İzlenecek stratejiyi Çevre ve Şehircilik Bakanı
Bayraktar : İlk etapta hedefte 6 milyon konut var. Önce ev sahibine
'Sen yık' denecek. Yıkmazsa da kaçış yok. Devlet düzenleyici
olacak, fiyatlar aşağıya çekilecek. Yani tam da halk ekmek
modelinde olduğu gibi...
İşte Küçükkaya'nın yazısı;
TBMM Genel Kurulu'nda önceki gece, hepimizin geleceğini yakından
ilgilendiren tarihi bir kanun kabul edildi.
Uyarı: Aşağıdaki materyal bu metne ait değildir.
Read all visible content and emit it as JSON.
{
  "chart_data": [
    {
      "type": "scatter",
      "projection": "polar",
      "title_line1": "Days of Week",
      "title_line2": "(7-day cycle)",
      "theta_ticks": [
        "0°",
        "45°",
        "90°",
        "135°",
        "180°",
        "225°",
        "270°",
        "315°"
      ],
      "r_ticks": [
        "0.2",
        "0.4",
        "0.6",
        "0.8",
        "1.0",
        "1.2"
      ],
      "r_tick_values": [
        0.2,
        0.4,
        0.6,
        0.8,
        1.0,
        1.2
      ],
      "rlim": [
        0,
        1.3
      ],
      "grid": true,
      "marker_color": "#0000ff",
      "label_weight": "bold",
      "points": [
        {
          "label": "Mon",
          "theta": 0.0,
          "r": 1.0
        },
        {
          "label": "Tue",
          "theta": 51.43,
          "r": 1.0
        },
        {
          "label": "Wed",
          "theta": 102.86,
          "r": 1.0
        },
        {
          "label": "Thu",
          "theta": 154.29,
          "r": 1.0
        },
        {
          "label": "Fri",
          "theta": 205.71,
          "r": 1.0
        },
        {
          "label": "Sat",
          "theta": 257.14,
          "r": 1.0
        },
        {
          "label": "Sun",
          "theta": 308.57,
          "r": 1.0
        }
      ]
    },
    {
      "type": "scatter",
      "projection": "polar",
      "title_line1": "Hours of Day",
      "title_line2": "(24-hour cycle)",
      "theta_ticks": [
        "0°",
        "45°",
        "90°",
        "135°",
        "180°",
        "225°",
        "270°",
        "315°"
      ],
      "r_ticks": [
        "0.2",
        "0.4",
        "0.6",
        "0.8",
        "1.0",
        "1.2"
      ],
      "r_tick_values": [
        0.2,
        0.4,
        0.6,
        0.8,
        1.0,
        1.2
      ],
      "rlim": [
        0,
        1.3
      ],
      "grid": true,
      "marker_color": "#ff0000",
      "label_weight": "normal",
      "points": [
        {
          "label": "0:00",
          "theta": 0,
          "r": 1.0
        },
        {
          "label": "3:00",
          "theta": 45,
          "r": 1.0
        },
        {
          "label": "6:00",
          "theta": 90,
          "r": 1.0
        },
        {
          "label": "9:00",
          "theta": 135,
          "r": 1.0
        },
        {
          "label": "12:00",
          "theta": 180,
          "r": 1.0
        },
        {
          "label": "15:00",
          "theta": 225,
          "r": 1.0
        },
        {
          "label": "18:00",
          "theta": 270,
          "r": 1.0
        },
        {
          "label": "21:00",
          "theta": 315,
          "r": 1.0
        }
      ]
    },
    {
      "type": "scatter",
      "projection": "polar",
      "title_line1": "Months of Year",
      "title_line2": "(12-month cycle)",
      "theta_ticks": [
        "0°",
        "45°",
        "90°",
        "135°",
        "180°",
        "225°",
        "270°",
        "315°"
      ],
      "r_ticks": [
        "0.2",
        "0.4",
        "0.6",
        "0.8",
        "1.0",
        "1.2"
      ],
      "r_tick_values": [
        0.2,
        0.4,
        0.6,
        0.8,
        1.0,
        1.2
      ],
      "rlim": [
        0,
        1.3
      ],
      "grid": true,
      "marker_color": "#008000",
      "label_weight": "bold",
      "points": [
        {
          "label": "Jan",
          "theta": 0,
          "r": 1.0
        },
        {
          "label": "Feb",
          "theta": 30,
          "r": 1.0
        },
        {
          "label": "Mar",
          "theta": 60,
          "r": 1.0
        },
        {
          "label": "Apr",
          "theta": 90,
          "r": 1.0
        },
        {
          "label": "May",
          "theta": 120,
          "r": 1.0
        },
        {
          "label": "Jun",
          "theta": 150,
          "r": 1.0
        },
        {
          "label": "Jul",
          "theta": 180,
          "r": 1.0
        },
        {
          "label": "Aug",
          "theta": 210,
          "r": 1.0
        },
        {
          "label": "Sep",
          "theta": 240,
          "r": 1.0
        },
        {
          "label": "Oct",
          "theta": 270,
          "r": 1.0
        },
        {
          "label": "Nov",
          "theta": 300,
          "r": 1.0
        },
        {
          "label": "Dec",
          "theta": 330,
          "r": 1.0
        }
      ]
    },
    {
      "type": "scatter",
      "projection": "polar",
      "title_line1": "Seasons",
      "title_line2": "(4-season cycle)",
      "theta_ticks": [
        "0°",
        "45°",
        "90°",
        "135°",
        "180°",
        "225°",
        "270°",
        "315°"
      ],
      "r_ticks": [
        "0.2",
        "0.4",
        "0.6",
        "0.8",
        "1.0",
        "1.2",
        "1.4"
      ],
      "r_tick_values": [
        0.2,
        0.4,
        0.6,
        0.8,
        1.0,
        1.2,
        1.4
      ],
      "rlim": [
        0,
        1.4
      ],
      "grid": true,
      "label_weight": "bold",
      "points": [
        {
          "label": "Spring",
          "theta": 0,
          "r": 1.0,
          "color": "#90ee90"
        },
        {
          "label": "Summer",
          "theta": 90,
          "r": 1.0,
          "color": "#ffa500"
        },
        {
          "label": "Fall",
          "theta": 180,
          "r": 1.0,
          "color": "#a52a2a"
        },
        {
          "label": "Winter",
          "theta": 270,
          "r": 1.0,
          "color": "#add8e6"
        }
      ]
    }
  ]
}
Herkes, Türkiye Kupası
finaline kilitlenmişti, Çevre ve Şehircilik Bakanı Erdoğan
Bayraktar ilerleyen saatlerde adeta devrim niteliğindeki
düzenlemelere yol açacak kanunla ilgili tebrikleri kabul ediyordu.
Başta İstanbul olmak üzere depreme hazırlığın en önemli ayağı olan
çürük binaların yıkılması, çarpık kentleşmenin önlenmesi ve konut
stokunun yenilenmesi için en önemli yasal dayanak
hazırlanmıştı.
Başbakan Tayyip Erdoğan'ın, Van depreminden sonra 'Ne pahasına
olursa olsun, iktidarımıza bile mal olsa bunu yapacağız' diyerek
tanımladığı kentsel dönüşüm için düğmeye basılıyordu.
İLK ETAPTA 6 MİLYON KONUT
Bakan Bayraktar'ı aradım ve 'Bundan sonra neler olacak, nasıl bir
yol haritası izleyeceksiniz?' diye sordum.Telefonda bir saat,
kentsel dönüşüm planlamasını konuştuk. İlkeleri ortaya koydu,
sistemin ana hatlarını ve sonuçlarını anlattı.'Milli bir politika'
izlenecek. Şehirler yeniden yapılandırılacak. Öncelik İstanbul ve
İzmir'de... İlk etapta hedefte 6 milyon konut var. Önce ev sahibine
'Sen yık' denecek. Yıkmazsa da kaçış yok. Devlet düzenleyici
olacak, fiyatlar aşağıya çekilecek. Yani tam da halk ekmek
modelinde olduğu gibi...Telefonu kapattığımızda saatler gece
yarısına varmıştı. İşte birinci yetkili ağızdan 6 milyon konutla
ilgili yapılacaklar...
- İşe nereden başlayacaksınız?
İstanbul ve İzmir'den. Kaybedecek hiç vaktimiz yok. İki büyük
ilimiz, deprem riski altında. İstanbul malum. İzmir bizim için çok
önemli. Hem deprem riski büyük, hem de konut stoku berbat. Oradan
yola çıkarak, Sakarya, Bolu, Kütahya, Simav, Bursa, Van'a kadar
gideceğiz. Belediye ayrımı, parti ayrımı yapmayacağız. Hangi
belediye (hazırız) derse hemen işe koyulacağız.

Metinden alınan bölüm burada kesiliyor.